SALT LAKE CITY — After a meeting with former Florida Gov. Jeb Bush Tuesday, Utah legislators announced plans to pattern some forthcoming policy after Bush's avant-garde approach to education reform.
During the eight years Bush called the shots in Florida, he managed to boost the state's ranking from 29th to 6th in the National Assessment of Educational Progress. Florida's low-income, Hispanic students now out-score the statewide averages for all students in 31 states, including Utah.
Bush drew a crowd of more than 300 people, starting out the morning by giving a presentation at the Governor's Excellence in Education Commission and rounding out the afternoon as the keynote speaker at a luncheon for education stakeholders.
"We can take a page out of Gov. Bush's reform book," said Utah Gov. Gary Herbert. "He's been there and done that. We don't have to reinvent the wheel."
Bush attributes the majority of Florida's success to a system that gives schools a letter grade ranging from A to F. Schools are rewarded for success with monetary bonuses.
Parents at low-achieving schools are given the choice to take their children — and their public funding — to other public or private schools.

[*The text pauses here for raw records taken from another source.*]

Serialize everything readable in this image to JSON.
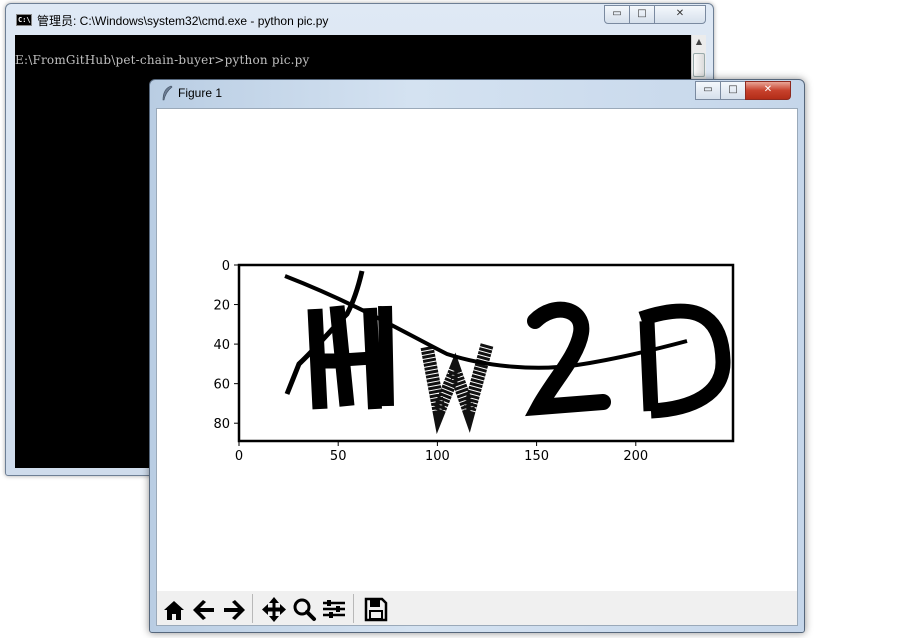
{
  "cmd": {
    "icon_text": "C:\\",
    "title": "管理员: C:\\Windows\\system32\\cmd.exe - python  pic.py",
    "prompt_line": "E:\\FromGitHub\\pet-chain-buyer>python pic.py",
    "minimize_glyph": "▭",
    "maximize_glyph": "□",
    "close_glyph": "✕",
    "scroll_up_glyph": "▲"
  },
  "figure": {
    "title": "Figure 1",
    "minimize_glyph": "▭",
    "maximize_glyph": "□",
    "close_glyph": "✕",
    "toolbar": [
      "home-icon",
      "back-arrow-icon",
      "forward-arrow-icon",
      "pan-icon",
      "zoom-icon",
      "configure-subplots-icon",
      "save-icon"
    ]
  },
  "chart_data": {
    "type": "image",
    "content_text": "HW2D",
    "x_ticks": [
      0,
      50,
      100,
      150,
      200
    ],
    "y_ticks": [
      0,
      20,
      40,
      60,
      80
    ],
    "xlim": [
      0,
      249
    ],
    "ylim": [
      89,
      0
    ],
    "grid": false,
    "colors": {
      "ink": "#000000",
      "background": "#ffffff"
    }
  }
}
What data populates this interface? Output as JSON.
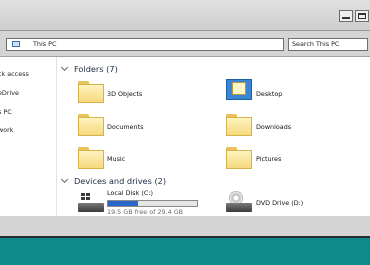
{
  "window": {
    "address": "This PC",
    "search_placeholder": "Search This PC"
  },
  "nav": {
    "items": [
      "ck access",
      "eDrive",
      "s PC",
      "work"
    ]
  },
  "folders": {
    "header": "Folders (7)",
    "items": [
      "3D Objects",
      "Desktop",
      "Documents",
      "Downloads",
      "Music",
      "Pictures"
    ]
  },
  "drives": {
    "header": "Devices and drives (2)",
    "local": {
      "name": "Local Disk (C:)",
      "free_text": "19.5 GB free of 29.4 GB",
      "used_fraction": 0.34
    },
    "dvd": {
      "name": "DVD Drive (D:)"
    }
  },
  "colors": {
    "desktop": "#0f8a8a",
    "usage_bar": "#2a66c8"
  }
}
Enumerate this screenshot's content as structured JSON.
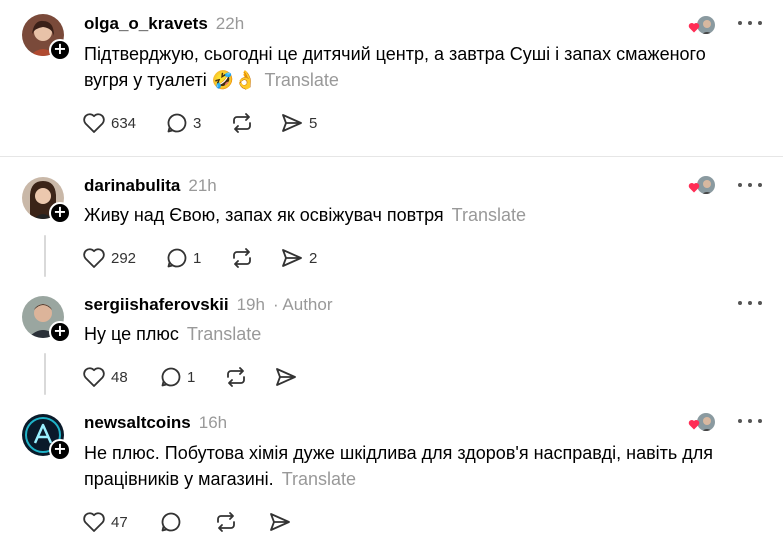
{
  "comments": [
    {
      "username": "olga_o_kravets",
      "time": "22h",
      "text": "Підтверджую, сьогодні це дитячий центр, а завтра Суші і запах смаженого вугря у туалеті 🤣👌",
      "translate": "Translate",
      "likes": "634",
      "replies": "3",
      "reposts": "",
      "shares": "5",
      "author_liked": true
    },
    {
      "username": "darinabulita",
      "time": "21h",
      "text": "Живу над Євою, запах як освіжувач повтря",
      "translate": "Translate",
      "likes": "292",
      "replies": "1",
      "reposts": "",
      "shares": "2",
      "author_liked": true
    },
    {
      "username": "sergiishaferovskii",
      "time": "19h",
      "author_tag": "· Author",
      "text": "Ну це плюс",
      "translate": "Translate",
      "likes": "48",
      "replies": "1",
      "reposts": "",
      "shares": "",
      "author_liked": false
    },
    {
      "username": "newsaltcoins",
      "time": "16h",
      "text": "Не плюс. Побутова хімія дуже шкідлива для здоров'я насправді, навіть для працівників у магазині.",
      "translate": "Translate",
      "likes": "47",
      "replies": "",
      "reposts": "",
      "shares": "",
      "author_liked": true
    }
  ],
  "icons": {
    "like": "heart-icon",
    "reply": "speech-bubble-icon",
    "repost": "repost-arrows-icon",
    "share": "paper-plane-icon",
    "more": "three-dots-icon",
    "follow": "plus-icon"
  },
  "colors": {
    "text": "#000000",
    "muted": "#999999",
    "liked_heart": "#ff2d55",
    "divider": "#e6e6e6"
  }
}
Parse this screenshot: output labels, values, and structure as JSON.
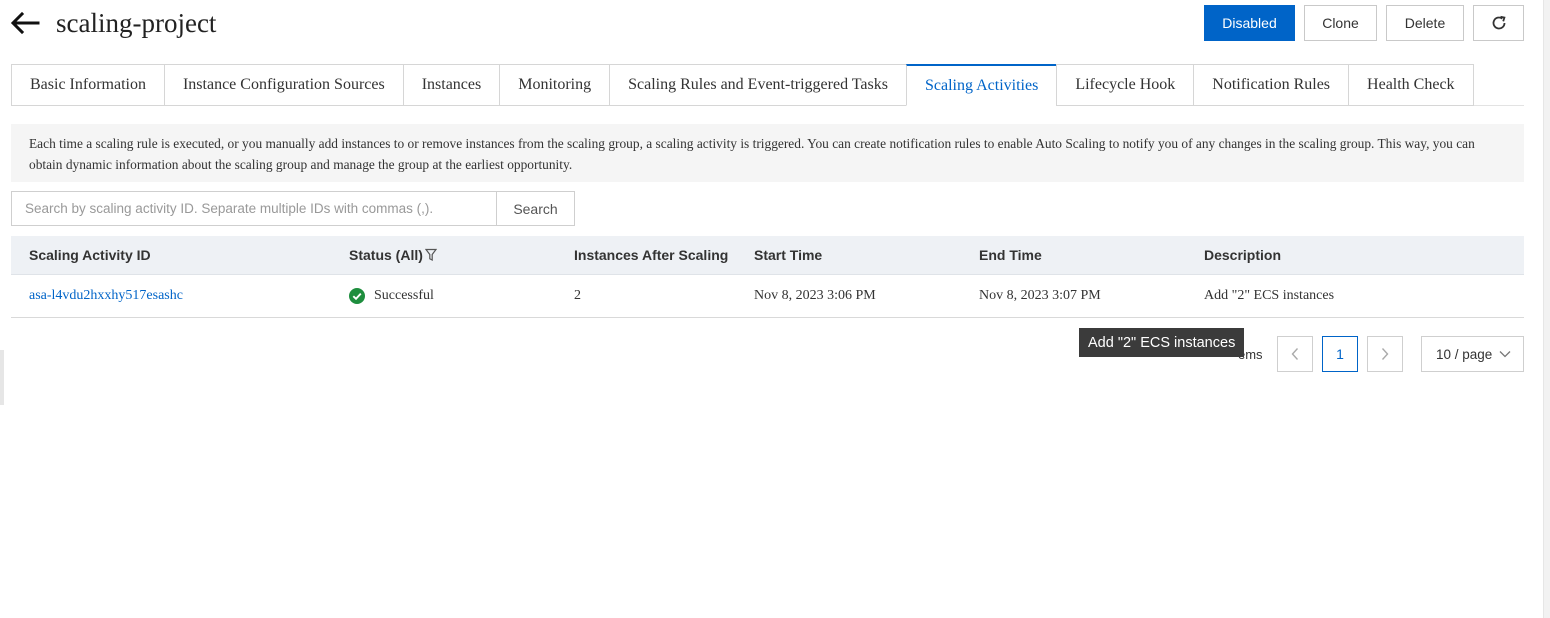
{
  "header": {
    "title": "scaling-project",
    "back_icon": "arrow-left-icon",
    "buttons": {
      "disabled": "Disabled",
      "clone": "Clone",
      "delete": "Delete",
      "refresh_icon": "refresh-icon"
    }
  },
  "tabs": [
    {
      "label": "Basic Information"
    },
    {
      "label": "Instance Configuration Sources"
    },
    {
      "label": "Instances"
    },
    {
      "label": "Monitoring"
    },
    {
      "label": "Scaling Rules and Event-triggered Tasks"
    },
    {
      "label": "Scaling Activities",
      "active": true
    },
    {
      "label": "Lifecycle Hook"
    },
    {
      "label": "Notification Rules"
    },
    {
      "label": "Health Check"
    }
  ],
  "notice": {
    "text": "Each time a scaling rule is executed, or you manually add instances to or remove instances from the scaling group, a scaling activity is triggered. You can create notification rules to enable Auto Scaling to notify you of any changes in the scaling group. This way, you can obtain dynamic information about the scaling group and manage the group at the earliest opportunity."
  },
  "search": {
    "placeholder": "Search by scaling activity ID. Separate multiple IDs with commas (,).",
    "value": "",
    "button": "Search"
  },
  "table": {
    "columns": {
      "id": "Scaling Activity ID",
      "status": "Status (All)",
      "instances": "Instances After Scaling",
      "start": "Start Time",
      "end": "End Time",
      "description": "Description"
    },
    "rows": [
      {
        "id": "asa-l4vdu2hxxhy517esashc",
        "status": "Successful",
        "instances": "2",
        "start": "Nov 8, 2023 3:06 PM",
        "end": "Nov 8, 2023 3:07 PM",
        "description": "Add \"2\" ECS instances"
      }
    ]
  },
  "pagination": {
    "items_text": "ems",
    "current_page": "1",
    "page_size": "10 / page"
  },
  "tooltip": {
    "text": "Add \"2\" ECS instances"
  },
  "colors": {
    "accent": "#0064c8",
    "success": "#1e8e3e",
    "header_bg": "#eef1f5",
    "tooltip_bg": "#3b3b3b"
  }
}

"The net result was everybody started to focus on student learning," he said. "When you raise the bar up and provide incentives, you typically get a higher result. If you lower standards, you get the results you aspire to."

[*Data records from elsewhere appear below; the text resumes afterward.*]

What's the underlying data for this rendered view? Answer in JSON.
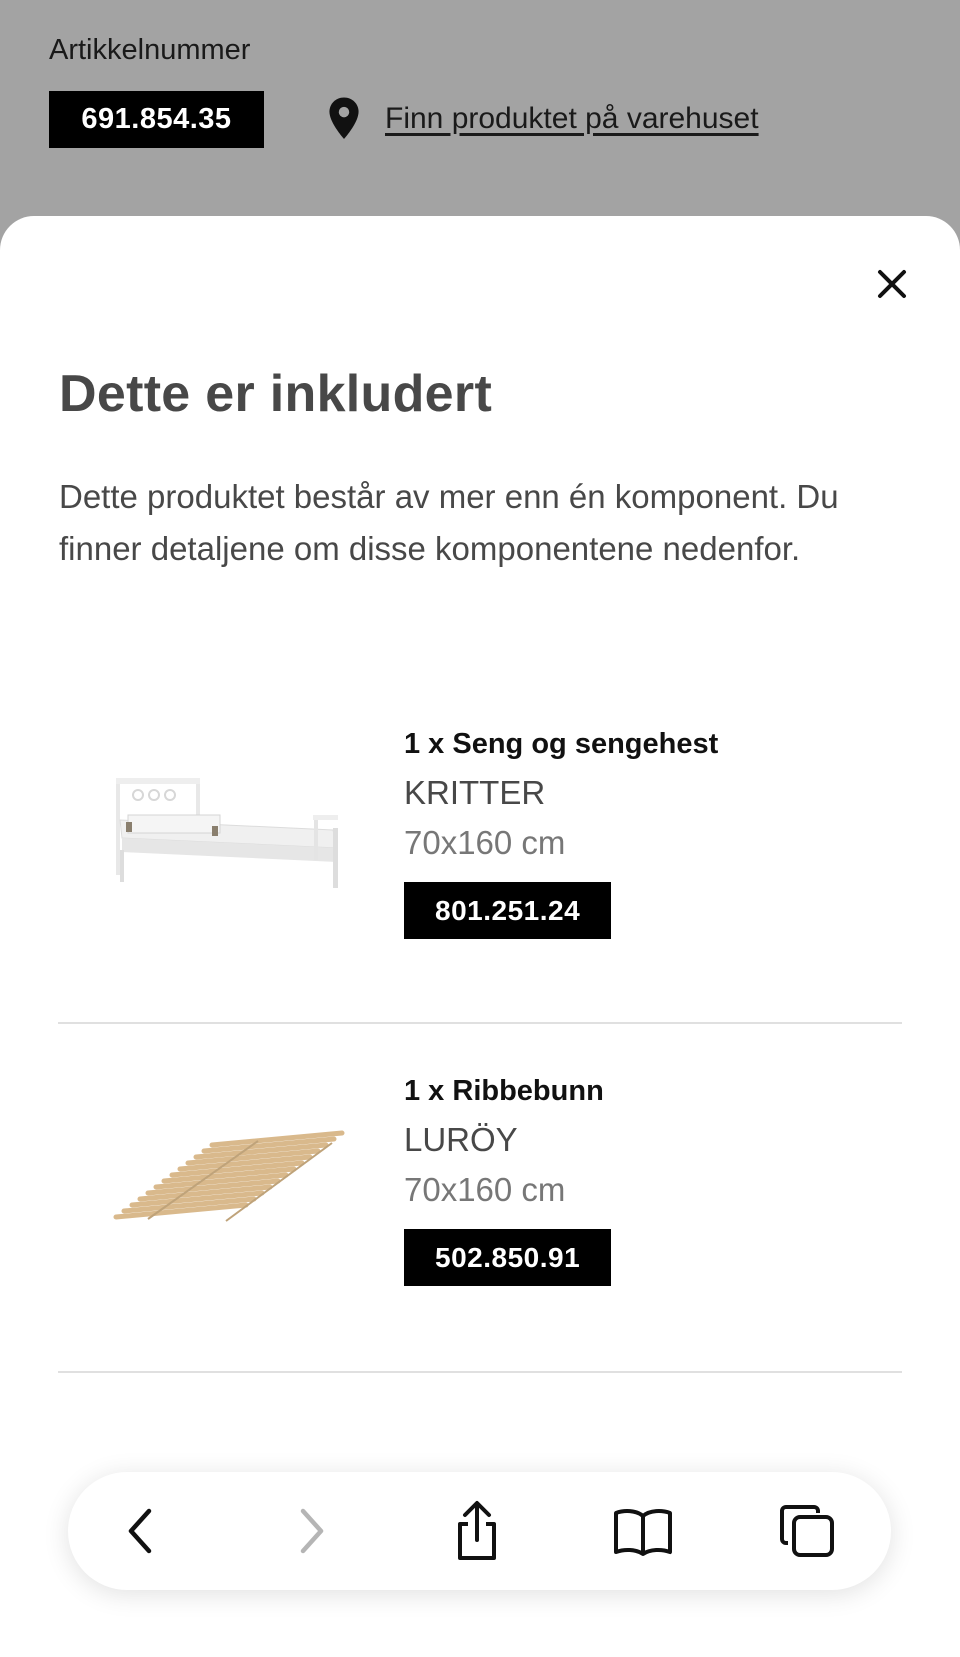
{
  "background": {
    "article_label": "Artikkelnummer",
    "article_number": "691.854.35",
    "find_in_store_link": "Finn produktet på varehuset"
  },
  "sheet": {
    "title": "Dette er inkludert",
    "description": "Dette produktet består av mer enn én komponent. Du finner detaljene om disse komponentene nedenfor.",
    "components": [
      {
        "type": "1 x Seng og sengehest",
        "name": "KRITTER",
        "size": "70x160 cm",
        "article_number": "801.251.24",
        "image": "white-child-bed-with-guardrail"
      },
      {
        "type": "1 x Ribbebunn",
        "name": "LURÖY",
        "size": "70x160 cm",
        "article_number": "502.850.91",
        "image": "wooden-slatted-bed-base"
      }
    ]
  },
  "browser_toolbar": {
    "buttons": [
      {
        "icon": "back-icon",
        "enabled": true
      },
      {
        "icon": "forward-icon",
        "enabled": false
      },
      {
        "icon": "share-icon",
        "enabled": true
      },
      {
        "icon": "bookmarks-icon",
        "enabled": true
      },
      {
        "icon": "tabs-icon",
        "enabled": true
      }
    ]
  },
  "colors": {
    "overlay_background": "#a3a3a3",
    "sheet_background": "#ffffff",
    "article_badge": "#000000",
    "title_text": "#484848",
    "secondary_text": "#777777"
  }
}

Utah Rep. Greg Hughes, R-Draper, chairman of the standing education committee, and Sen. Wayne Niederhauser, R-Sandy, are already working on a bill proposing the institution of a similar system in Utah.
"When schools are graded, parental concern and community for concern for schools goes up," Hughes said. "When the community gets invested, the data show, that's when you get results."
Like Bush, Niederhauser and Hughes said they planned to grade schools on a scale from A to F. Though the details of the bill are not yet ironed out, Niederhauser said lawmakers plan to take advantage of reports Utah schools are already required to file. Schools will likely be scored on graduation rates, remediation and individual student progress.
"It's an easy way to help people understand how we're doing," Niederhauser said. "People can relate to A, B, C, D, F; we've related to that all our lives."
Bush also outlined the positive effects of ending social promotion, boosting graduation requirements, supporting school choice and focusing on technology.
In Florida, students no longer move beyond the third grade until they are proficient readers.
Literacy at this point is critical, Bush said, because by fourth grade, students stop "learning to read and start reading to learn."
To boost student performance, Bush supplied schools with reading coaches to help teachers who "didn't know how to teach literacy."
Sen. Karen Morgan, D-Cottonwood Heights, proposed a similar arrangement during the 2010 legislative session but was met with considerable opposition from the special education community.
The government approved a watered-down version, requiring only that schools offer focused remediation for struggling students. But Morgan said she intends to readdress the issue this year.
Because of Bush's aggressive approach, 70 percent of Florida's fourth-graders now read above grade level. Herbert noted, however, that Utah and Florida face considerably different challenges.
Utah boasts the lowest education spending in the nation. With little financial wiggle room, lawmakers questioned whether the state would be able to pursue such rigorous reforms.
"Money definitely helped," Bush said.
Florida's student population has also all but flatlined in recent years. Utah, which welcomed 11,000 new schoolchildren just this year, continues to grow.
"I think some of these ideas will work for us and should be proposed, but this was just a brainstorming session," Herbert said.
"Ultimately, what we're trying to do is get away from a one-size-fits-all approach to education."